- Directed by: Jerry Paris
- Written by: James Ritz
- Story by: James Ritz Ron Howard
- Produced by: Jim Begg
- Starring: Donny Most Linda Purl
- Cinematography: Costa Petals
- Edited by: Ed Cotter
- Music by: Lance Rubin
- Production company: Major H Productions
- Distributed by: United Artists
- Release date: April 25, 1980;
- Running time: 97 minutes
- Country: United States
- Language: English
- Box office: $517,988

= Leo and Loree =

Leo and Loree is a 1980 American romantic comedy film directed by Jerry Paris, starring Donny Most and Linda Purl. It was the first theatrical film from Ron Howard's production company.

==Plot==
Leo and Loree are a young couple and aspiring actors trying to succeed in show business. Leo's career is hampered by his attitude, and Loree's career is helped by her mother – an Oscar-winning actress – who has opened doors for her. In spite of their feelings for each other, the ups and downs of the couple's professional lives affect their relationship.

== Cast ==
- Donny Most as Leo
- Linda Purl as Loree
- David Huffman as Dennis
- Jerry Paris as Tony
- Shannon Farnon as Christina Harper
- Allan Rich as Jarvis
- Susan Lawrence as Cindy

==Production==
Ron Howard started the project in 1975 during spare time on weekends while filming Happy Days and started shooting scenes on 16 mm film.
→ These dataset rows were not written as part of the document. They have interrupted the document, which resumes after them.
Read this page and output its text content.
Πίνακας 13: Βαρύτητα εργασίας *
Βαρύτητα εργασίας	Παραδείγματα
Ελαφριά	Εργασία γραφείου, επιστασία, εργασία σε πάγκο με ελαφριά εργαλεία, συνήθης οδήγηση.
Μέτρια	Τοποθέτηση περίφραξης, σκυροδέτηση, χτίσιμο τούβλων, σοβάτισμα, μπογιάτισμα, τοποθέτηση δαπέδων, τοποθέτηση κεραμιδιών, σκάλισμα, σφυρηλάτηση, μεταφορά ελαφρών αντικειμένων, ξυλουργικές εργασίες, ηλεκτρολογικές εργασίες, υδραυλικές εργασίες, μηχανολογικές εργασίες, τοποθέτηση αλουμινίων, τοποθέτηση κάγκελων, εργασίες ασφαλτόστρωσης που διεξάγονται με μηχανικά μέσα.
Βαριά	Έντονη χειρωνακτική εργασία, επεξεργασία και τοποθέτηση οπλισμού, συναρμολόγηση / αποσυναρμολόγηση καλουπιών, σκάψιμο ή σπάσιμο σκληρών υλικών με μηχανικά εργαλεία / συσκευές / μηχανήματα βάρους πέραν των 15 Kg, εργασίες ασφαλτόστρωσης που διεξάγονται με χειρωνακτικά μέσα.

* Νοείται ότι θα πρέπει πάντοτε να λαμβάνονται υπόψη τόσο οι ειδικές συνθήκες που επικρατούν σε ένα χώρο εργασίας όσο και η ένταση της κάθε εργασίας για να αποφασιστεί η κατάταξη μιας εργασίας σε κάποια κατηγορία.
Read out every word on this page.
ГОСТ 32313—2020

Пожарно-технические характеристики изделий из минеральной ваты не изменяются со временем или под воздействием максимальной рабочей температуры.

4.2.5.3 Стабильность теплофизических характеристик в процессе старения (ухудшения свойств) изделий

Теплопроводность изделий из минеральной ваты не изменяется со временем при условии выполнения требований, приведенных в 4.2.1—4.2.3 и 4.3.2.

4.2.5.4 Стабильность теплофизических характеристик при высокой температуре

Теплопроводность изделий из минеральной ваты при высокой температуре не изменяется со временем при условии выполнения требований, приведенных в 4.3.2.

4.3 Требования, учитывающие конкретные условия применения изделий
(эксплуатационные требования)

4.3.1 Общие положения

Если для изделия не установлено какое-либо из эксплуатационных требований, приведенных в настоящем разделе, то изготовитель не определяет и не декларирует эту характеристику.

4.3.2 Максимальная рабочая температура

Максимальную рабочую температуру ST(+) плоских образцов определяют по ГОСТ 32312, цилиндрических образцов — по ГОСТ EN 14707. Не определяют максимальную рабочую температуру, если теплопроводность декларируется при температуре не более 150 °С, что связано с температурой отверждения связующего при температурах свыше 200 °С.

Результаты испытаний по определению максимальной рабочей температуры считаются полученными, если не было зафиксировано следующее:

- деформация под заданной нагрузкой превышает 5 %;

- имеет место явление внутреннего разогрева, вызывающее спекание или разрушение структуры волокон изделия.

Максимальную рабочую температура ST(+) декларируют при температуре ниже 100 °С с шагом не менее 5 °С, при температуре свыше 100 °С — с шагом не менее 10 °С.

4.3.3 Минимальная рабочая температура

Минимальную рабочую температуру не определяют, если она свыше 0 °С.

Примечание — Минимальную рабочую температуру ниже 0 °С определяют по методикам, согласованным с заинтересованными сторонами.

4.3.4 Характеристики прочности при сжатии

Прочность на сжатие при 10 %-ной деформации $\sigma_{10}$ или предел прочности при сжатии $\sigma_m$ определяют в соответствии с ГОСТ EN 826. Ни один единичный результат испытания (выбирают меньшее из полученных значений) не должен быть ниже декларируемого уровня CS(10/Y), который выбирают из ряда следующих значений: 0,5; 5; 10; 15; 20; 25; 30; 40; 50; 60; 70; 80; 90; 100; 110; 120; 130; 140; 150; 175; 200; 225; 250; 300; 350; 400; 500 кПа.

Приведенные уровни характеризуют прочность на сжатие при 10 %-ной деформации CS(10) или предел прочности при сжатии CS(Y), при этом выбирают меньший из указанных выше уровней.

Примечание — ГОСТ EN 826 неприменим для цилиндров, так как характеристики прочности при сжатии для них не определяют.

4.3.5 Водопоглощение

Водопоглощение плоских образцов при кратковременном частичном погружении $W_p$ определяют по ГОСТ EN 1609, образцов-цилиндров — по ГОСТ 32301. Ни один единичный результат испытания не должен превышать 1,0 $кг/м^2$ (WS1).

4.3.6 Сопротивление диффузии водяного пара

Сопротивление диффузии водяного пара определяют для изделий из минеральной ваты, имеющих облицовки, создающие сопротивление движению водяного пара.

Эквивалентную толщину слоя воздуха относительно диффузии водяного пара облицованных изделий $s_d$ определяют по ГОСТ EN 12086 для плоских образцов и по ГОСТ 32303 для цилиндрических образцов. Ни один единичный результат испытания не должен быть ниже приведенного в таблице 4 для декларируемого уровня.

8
James Ritz, a writer for Happy Days, started a script but the project was put on hold until Howard took it to ABC as a potential television movie which led to Ritz expanding the rough script. After ABC later decided not to progress the project further, Howard set the project up at Major H Productions, which he had created in 1977 with his father Rance and brother Clint, funding most of the low budget himself. The film was their first theatrical release with United Artists acquiring domestic distribution rights in 1979.

The director, Jerry Paris, had filmed every episode of Happy Days at the time. The star, Donny Most, was also a regular on Happy Days, as Ralph Malph.

The film was shot in Southern California, including Malibu, Beverly Hills and Venice, Los Angeles.